Howard did not stop there. In his opinion, the Phillies' window of opportunity remains agape.

"For us, the window closes when the window closes, but right now the window is still open, so we have to go out and take advantage of this nice breeze while we can."

Howard is entitled to his opinion, even if it is dead wrong.

The Phillies' window was closing in Clearwater this time last year. The 2012 Phillies were defending their fifth straight National League East title.

They had Roy Halladay, Cliff Lee and Cole Hamels coming off strong seasons—those three won a total of 50 games in 2011.

Howard and Chase Utley were never deemed likely to begin the season in Philadelphia, not with Howard's wrecked Achilles and Utley's degenerative knees. But as long as they got back in the lineup before Memorial Day, the logic went, it would be all right.

Then they didn't, and it wasn't.

Utley's first game of the 2012 season came on June 27; Howard's was on July 6. By the time Howard returned to live action last year, the Phillies were 37-47 and buried in the National League East basement, 13 games behind the eventual division winners, the Washington Nationals.

So despite Howard's breezy optimism, the Phillies' window is not open anymore. It closed when they went 81-81 and finished third in the division in 2012.

And sure, Howard and the Phillies will try like hell to jack the shut window back up. Even Howard acknowledges, though, that the group applying the elbow grease looks familiar but not the same.

"People keep talking about older, and older and older," Howard noted. "I don't buy into the whole old thing. It's about how young you feel inside. It's all about how well you take care of yourself."

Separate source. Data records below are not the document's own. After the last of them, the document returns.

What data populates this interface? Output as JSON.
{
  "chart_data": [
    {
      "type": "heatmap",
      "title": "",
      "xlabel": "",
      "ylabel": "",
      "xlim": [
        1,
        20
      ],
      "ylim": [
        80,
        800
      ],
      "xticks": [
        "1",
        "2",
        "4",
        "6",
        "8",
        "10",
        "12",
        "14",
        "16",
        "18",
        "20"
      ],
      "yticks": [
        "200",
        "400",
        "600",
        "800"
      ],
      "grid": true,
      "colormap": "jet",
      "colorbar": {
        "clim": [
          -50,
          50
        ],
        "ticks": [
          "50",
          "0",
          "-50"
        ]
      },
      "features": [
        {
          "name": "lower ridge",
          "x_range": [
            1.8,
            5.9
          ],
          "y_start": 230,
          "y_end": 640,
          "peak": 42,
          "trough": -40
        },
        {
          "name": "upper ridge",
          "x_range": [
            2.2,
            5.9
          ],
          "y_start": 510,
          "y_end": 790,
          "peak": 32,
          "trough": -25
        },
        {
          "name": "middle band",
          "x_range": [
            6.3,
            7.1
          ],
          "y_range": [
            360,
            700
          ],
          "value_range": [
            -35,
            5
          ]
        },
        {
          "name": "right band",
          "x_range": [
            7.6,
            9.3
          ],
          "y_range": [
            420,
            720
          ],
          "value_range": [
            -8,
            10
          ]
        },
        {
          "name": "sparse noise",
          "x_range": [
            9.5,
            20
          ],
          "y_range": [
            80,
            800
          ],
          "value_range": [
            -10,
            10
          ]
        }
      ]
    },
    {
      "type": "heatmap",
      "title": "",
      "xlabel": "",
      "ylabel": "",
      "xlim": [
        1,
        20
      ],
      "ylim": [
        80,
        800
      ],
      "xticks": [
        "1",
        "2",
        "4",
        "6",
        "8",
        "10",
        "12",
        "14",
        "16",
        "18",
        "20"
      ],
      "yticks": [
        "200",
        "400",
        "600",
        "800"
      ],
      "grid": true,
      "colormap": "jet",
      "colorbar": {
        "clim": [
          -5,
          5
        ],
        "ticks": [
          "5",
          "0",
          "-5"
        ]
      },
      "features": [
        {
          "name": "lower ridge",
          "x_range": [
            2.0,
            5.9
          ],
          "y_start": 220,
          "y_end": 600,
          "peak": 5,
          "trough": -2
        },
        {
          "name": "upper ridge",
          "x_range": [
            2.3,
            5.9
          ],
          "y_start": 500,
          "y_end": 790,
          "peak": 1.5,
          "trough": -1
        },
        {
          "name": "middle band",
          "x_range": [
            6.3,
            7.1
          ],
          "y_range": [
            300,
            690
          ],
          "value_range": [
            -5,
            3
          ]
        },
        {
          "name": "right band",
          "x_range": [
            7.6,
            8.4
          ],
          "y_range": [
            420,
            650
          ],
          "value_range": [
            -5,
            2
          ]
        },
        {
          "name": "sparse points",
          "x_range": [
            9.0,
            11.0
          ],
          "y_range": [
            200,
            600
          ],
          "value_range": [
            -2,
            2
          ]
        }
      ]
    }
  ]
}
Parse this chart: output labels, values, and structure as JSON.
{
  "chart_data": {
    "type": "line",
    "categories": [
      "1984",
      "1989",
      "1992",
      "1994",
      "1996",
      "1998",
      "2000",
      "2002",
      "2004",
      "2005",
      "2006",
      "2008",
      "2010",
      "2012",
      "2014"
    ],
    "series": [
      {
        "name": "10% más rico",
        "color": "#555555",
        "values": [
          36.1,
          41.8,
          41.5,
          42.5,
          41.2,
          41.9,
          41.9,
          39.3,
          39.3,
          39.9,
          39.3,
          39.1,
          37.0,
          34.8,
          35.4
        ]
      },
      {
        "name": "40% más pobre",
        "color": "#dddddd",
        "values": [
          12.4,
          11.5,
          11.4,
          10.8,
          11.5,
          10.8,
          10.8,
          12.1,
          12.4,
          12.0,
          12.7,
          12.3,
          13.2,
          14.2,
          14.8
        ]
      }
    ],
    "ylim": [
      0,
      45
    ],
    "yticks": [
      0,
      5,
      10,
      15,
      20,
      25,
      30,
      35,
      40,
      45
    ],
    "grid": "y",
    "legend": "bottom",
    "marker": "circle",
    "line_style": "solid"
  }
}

Maybe. But Howard's Achilles, Utley's knees and Halladay's right shoulder did not betray them because they failed to take care of themselves. Older players get hurt, and the Phillies have a lot of older players.

So the next time Howard wants to blow some sunshine up everyone's apertures, he would do well to remember that he is not paid to talk.

Except by Subway—and they tell him what to say.